Da mesma forma, os sistemas de IA podem ler mudanças sutis na aparência conhecidas como “padrões de fluxo sanguíneo” em rostos que indicam mudanças emocionais que nenhum ser humano poderia detectar. E, finalmente, os sistemas de IA podem rastrear mudanças sutis no tamanho da pupila e nos movimentos dos olhos e extrair pistas sobre envolvimento, excitação e outros sentimentos internos privados. A menos que seja protegido por regulamentação, interagir com a IA Conversacional será muito mais perspicaz e invasivo do que interagir com qualquer representante humano.
Conversas adaptáveis e personalizadas
A IA conversacional também será muito mais estratégica na elaboração de um discurso verbal personalizado. Isso porque esses sistemas provavelmente serão implantados por grandes plataformas online que possuem perfis de dados extensos sobre os interesses, pontos de vista, antecedentes e quaisquer outros detalhes de uma pessoa que foram compilados ao longo do tempo.
Isso significa que, quando engajadas por um sistema de IA conversacional que parece, soa e age como um representante humano, as pessoas estão interagindo com uma plataforma que as conhece melhor do que qualquer humano faria. Além disso, ele irá compilar um banco de dados de como eles reagiram durante interações de conversação anteriores, rastreando quais táticas persuasivas foram eficazes neles e quais táticas não foram.

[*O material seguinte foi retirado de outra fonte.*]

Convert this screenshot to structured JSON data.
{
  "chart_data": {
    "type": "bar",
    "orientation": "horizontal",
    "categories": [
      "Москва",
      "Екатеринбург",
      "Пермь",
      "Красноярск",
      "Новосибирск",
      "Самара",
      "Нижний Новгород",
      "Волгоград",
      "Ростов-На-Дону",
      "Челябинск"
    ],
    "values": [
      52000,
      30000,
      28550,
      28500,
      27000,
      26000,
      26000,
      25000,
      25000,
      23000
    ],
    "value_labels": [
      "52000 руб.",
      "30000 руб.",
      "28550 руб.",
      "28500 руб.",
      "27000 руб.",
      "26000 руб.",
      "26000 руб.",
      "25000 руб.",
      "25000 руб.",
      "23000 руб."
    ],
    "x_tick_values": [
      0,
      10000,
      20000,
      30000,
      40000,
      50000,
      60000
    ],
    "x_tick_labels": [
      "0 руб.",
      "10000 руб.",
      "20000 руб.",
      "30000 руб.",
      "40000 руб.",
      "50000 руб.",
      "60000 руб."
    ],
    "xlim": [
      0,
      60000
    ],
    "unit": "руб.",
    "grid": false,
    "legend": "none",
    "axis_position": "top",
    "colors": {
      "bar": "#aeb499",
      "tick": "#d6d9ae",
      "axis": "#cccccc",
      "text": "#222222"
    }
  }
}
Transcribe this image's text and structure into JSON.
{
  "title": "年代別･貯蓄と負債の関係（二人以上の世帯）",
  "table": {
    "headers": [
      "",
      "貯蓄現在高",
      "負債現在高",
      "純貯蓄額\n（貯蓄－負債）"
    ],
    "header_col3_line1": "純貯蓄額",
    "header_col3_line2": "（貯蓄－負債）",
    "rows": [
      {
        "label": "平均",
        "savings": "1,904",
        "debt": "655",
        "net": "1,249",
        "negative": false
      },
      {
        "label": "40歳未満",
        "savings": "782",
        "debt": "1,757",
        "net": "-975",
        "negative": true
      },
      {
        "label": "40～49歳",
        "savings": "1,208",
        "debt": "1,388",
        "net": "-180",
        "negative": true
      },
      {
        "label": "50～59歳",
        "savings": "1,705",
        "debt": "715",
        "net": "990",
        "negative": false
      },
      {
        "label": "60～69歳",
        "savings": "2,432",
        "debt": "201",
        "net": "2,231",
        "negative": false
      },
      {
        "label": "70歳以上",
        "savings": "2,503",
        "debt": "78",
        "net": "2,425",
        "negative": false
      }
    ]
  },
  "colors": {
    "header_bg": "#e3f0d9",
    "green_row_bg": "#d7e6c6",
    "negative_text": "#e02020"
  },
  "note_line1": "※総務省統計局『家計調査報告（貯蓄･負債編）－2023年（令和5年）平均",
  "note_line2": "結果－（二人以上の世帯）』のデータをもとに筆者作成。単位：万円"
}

Em outras palavras, os sistemas de IA conversacional não se adaptarão apenas às reações emocionais imediatas, mas também aos traços comportamentais ao longo de dias, semanas e anos. Eles podem aprender como atraí-lo para uma conversa, orientá-lo a aceitar novas ideias, apertar seus botões (gatilhos emocionais) para irritá-lo e, finalmente, levá-lo a comprar produtos de que não precisa e serviços que não deseja. Eles também podem encorajá-lo a acreditar em desinformações que você normalmente perceberia serem absurdas. Isso é extremamente perigoso.
Manipulação humana, em escala
Na verdade, o perigo interativo da IA conversacional pode ser muito pior do que qualquer coisa com a qual lidamos no mundo da promoção, propaganda ou persuasão usando a mídia tradicional ou social. Por esse motivo, acredito que os reguladores devem se concentrar nessa questão imediatamente, pois a implantação de sistemas perigosos pode ocorrer em breve.
Não se trata apenas de espalhar conteúdo perigoso – trata-se de permitir a manipulação humana personalizada em grande escala. Precisamos de proteções legais que defendam nossa liberdade cognitiva contra essa ameaça.
Afinal, os sistemas de IA já podem derrotar os melhores jogadores de xadrez e pôquer do mundo. Que chance uma pessoa comum tem de resistir a ser manipulada por uma campanha de influência conversacional que tem acesso à sua história pessoal, processa suas emoções em tempo real e ajusta suas táticas com precisão orientada por IA? Sem chance alguma.
Louis Rosenberg é o fundador da Unanimous AI e recebeu mais de 300 patentes para tecnologias de VR, AR e AI.